Steve and Barbara - like so many couples back then - had to cross over the state line into the District of Columbia in order to get married. Pretty soon they moved to the District so as not to be rousted out of bed and arrested like other interracial couples were. When Steve and Barbara watch TV and see gay couples travel to other jurisdictions to obtain a marriage license, they can relate. They see in this struggle a parallel with their own efforts to have their love for one another recognized by the state.
Kevin and Paul are another couple in my church. They're celebrating a milestone, too. Last month they welcomed their adopted baby girl into their home, and a few Sundays ago they brought her to church for the first time. Well, you should've seen the crowd that surrounded them after service. Dozens of would-be aunts and uncles gathered around, clamoring to hold the little newborn. Kevin and Paul are thankful for the love and support of our church community, because the state still doesn't recognize their relationship as legitimate.
When I look at Steve and Barbara and Kevin and Paul, and reflect on the struggles they've had to build their families, I'm reminded that- so often - the human heart is a better judge of love than either the church or the state.
Finally, let me say this: For all the talk about the separation of church and state, there is one thing that politicians and preachers have in common.
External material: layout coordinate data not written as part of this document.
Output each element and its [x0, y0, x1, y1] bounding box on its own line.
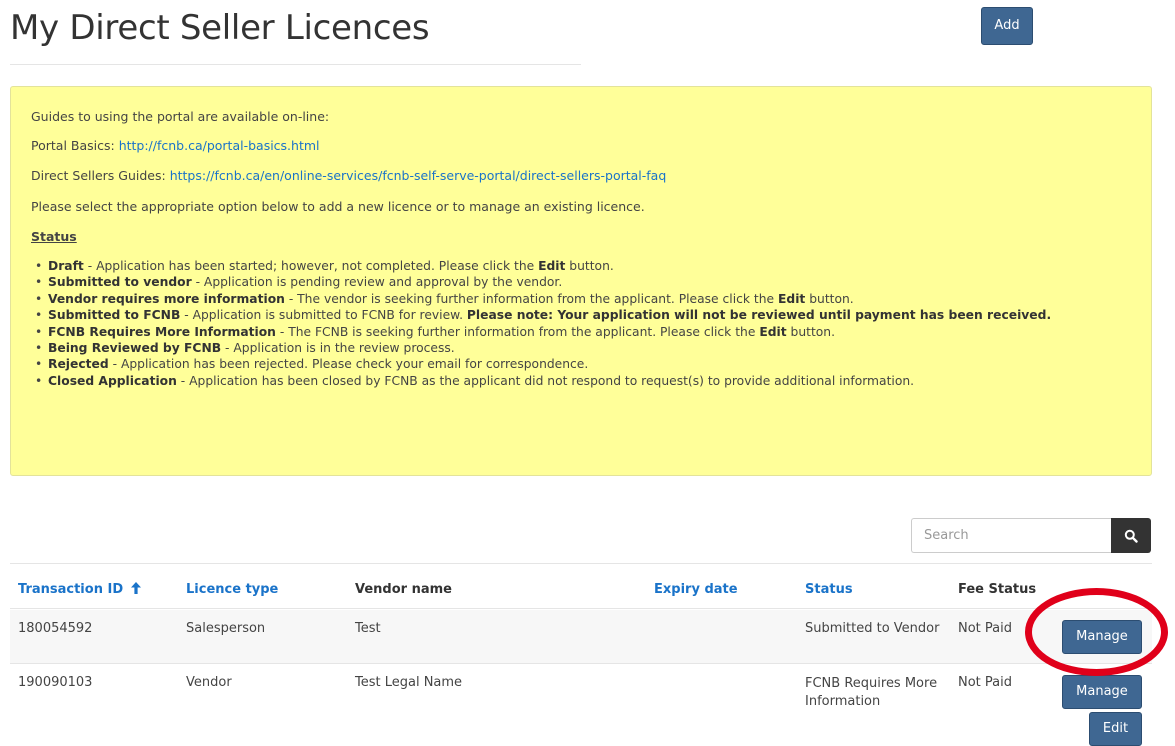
status-term: Closed Application: [48, 373, 177, 388]
status-description-tail: button.: [805, 291, 854, 306]
status-legend-item: Being Reviewed by FCNB - Application is …: [31, 341, 1051, 357]
column-header-fee-status: Fee Status: [958, 582, 1037, 597]
status-description-tail: button.: [565, 259, 614, 273]
status-legend-item: Rejected - Application has been rejected…: [31, 357, 1051, 373]
cell-status: FCNB Requires More Information: [805, 676, 938, 709]
guides-label: Direct Sellers Guides:: [31, 168, 170, 183]
column-header-status[interactable]: Status: [805, 582, 853, 597]
portal-basics-line: Portal Basics: http://fcnb.ca/portal-bas…: [31, 138, 320, 153]
column-header-licence-type[interactable]: Licence type: [186, 582, 278, 597]
column-header-expiry-date[interactable]: Expiry date: [654, 582, 738, 597]
status-heading: Status: [31, 229, 77, 244]
search-input[interactable]: [911, 518, 1111, 553]
status-emphasis: Edit: [759, 324, 787, 339]
cell-transaction-id: 180054592: [18, 621, 93, 636]
direct-sellers-guides-line: Direct Sellers Guides: https://fcnb.ca/e…: [31, 168, 666, 183]
cell-vendor-name: Test Legal Name: [355, 675, 463, 690]
status-description: - Application is in the review process.: [221, 340, 455, 355]
status-description: - Application has been closed by FCNB as…: [176, 373, 915, 388]
status-legend-item: Submitted to vendor - Application is pen…: [31, 275, 1051, 291]
status-description: - Application is submitted to FCNB for r…: [180, 308, 467, 323]
table-header-divider: [10, 608, 1152, 609]
column-header-transaction-id[interactable]: Transaction ID: [18, 582, 141, 597]
cell-fee-status: Not Paid: [958, 675, 1012, 690]
table-top-divider: [10, 563, 1152, 564]
status-description: - Application has been started; however,…: [83, 259, 539, 273]
cell-licence-type: Vendor: [186, 675, 232, 690]
status-term: Draft: [48, 259, 84, 273]
status-term: Submitted to vendor: [48, 275, 192, 290]
portal-basics-label: Portal Basics:: [31, 138, 119, 153]
status-emphasis: Edit: [538, 259, 566, 273]
instruction-text: Please select the appropriate option bel…: [31, 199, 645, 214]
page-title: My Direct Seller Licences: [10, 8, 430, 48]
cell-transaction-id: 190090103: [18, 675, 93, 690]
status-term: Rejected: [48, 357, 109, 372]
manage-button[interactable]: Manage: [1062, 620, 1142, 654]
status-term: Being Reviewed by FCNB: [48, 340, 222, 355]
guides-intro: Guides to using the portal are available…: [31, 109, 330, 124]
portal-basics-link[interactable]: http://fcnb.ca/portal-basics.html: [119, 138, 320, 153]
status-legend-item: Submitted to FCNB - Application is submi…: [31, 308, 1051, 324]
status-emphasis: Edit: [778, 291, 806, 306]
status-legend-item: Closed Application - Application has bee…: [31, 374, 1051, 390]
status-emphasis: Please note: Your application will not b…: [466, 308, 1052, 323]
search-button[interactable]: [1111, 518, 1151, 553]
status-description: - Application is pending review and appr…: [191, 275, 563, 290]
cell-fee-status: Not Paid: [958, 621, 1012, 636]
status-term: Vendor requires more information: [48, 291, 285, 306]
portal-guides-panel: Guides to using the portal are available…: [10, 86, 1152, 476]
cell-status: Submitted to Vendor: [805, 621, 940, 636]
status-description-tail: button.: [786, 324, 835, 339]
table-row: [10, 610, 1152, 663]
status-term: FCNB Requires More Information: [48, 324, 276, 339]
status-description: - The FCNB is seeking further informatio…: [275, 324, 760, 339]
status-description: - The vendor is seeking further informat…: [284, 291, 779, 306]
edit-button[interactable]: Edit: [1089, 712, 1142, 746]
cell-vendor-name: Test: [355, 621, 381, 636]
search-icon: [1124, 529, 1138, 543]
status-legend-list: Draft - Application has been started; ho…: [31, 259, 1051, 390]
manage-button[interactable]: Manage: [1062, 675, 1142, 709]
status-legend-item: FCNB Requires More Information - The FCN…: [31, 325, 1051, 341]
status-legend-item: Draft - Application has been started; ho…: [31, 259, 1051, 275]
cell-licence-type: Salesperson: [186, 621, 266, 636]
status-term: Submitted to FCNB: [48, 308, 181, 323]
arrow-up-icon: [130, 582, 141, 594]
title-divider: [10, 64, 581, 65]
status-legend-item: Vendor requires more information - The v…: [31, 292, 1051, 308]
direct-sellers-guides-link[interactable]: https://fcnb.ca/en/online-services/fcnb-…: [170, 168, 667, 183]
status-description: - Application has been rejected. Please …: [108, 357, 589, 372]
add-licence-button[interactable]: Add: [981, 7, 1033, 45]
column-label-transaction-id: Transaction ID: [18, 582, 124, 597]
column-header-vendor-name: Vendor name: [355, 582, 452, 597]
search-group: [911, 518, 1151, 553]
Something we both do very well. And it's not something that either of us should be proud of.
History shows that leaders in both religion and politics have a dangerous tendency to exploit people's fear, prejudice and hatred, for their own gain. This moral failing can be found among all political parties and all faiths.
I don't want to impugn the integrity of any particular sponsor of this legislation, because I KNOW people of good faith differ on the issue of gay marriage. I know because some of them are my parishioners, and in the privacy of my church study, I've helped them struggle to find moral clarity on this issue.
But I know something else. There is not anyone in this room or on this Hill, who, if they examined their hearts closely, can deny that the introduction of the Federal Marriage Amendment during a presidential election year is anything but a politically motivated effort to pit society against a particular group of people.
Now, you'll say to me, "Well, Rob, that's politics." In Washington we call proposals like this "tossing red meat to your base." Right? Everyone energizes their base with legislation that excites their passions and gets them out to the polls. But when that red meat is another human being - and their worth and dignity and love - then the stakes become much higher, and what politics calls "energizing your base" is called something else from the perspective of nearly every world religion. It's called a sin. Denigrating a human being for selfish gain is a sin.
And that's why so many religious—no matter what we believe about gay marriage—nonetheless oppose this amendment. Let's not enshrine this sin in the Constitution of the United States of America.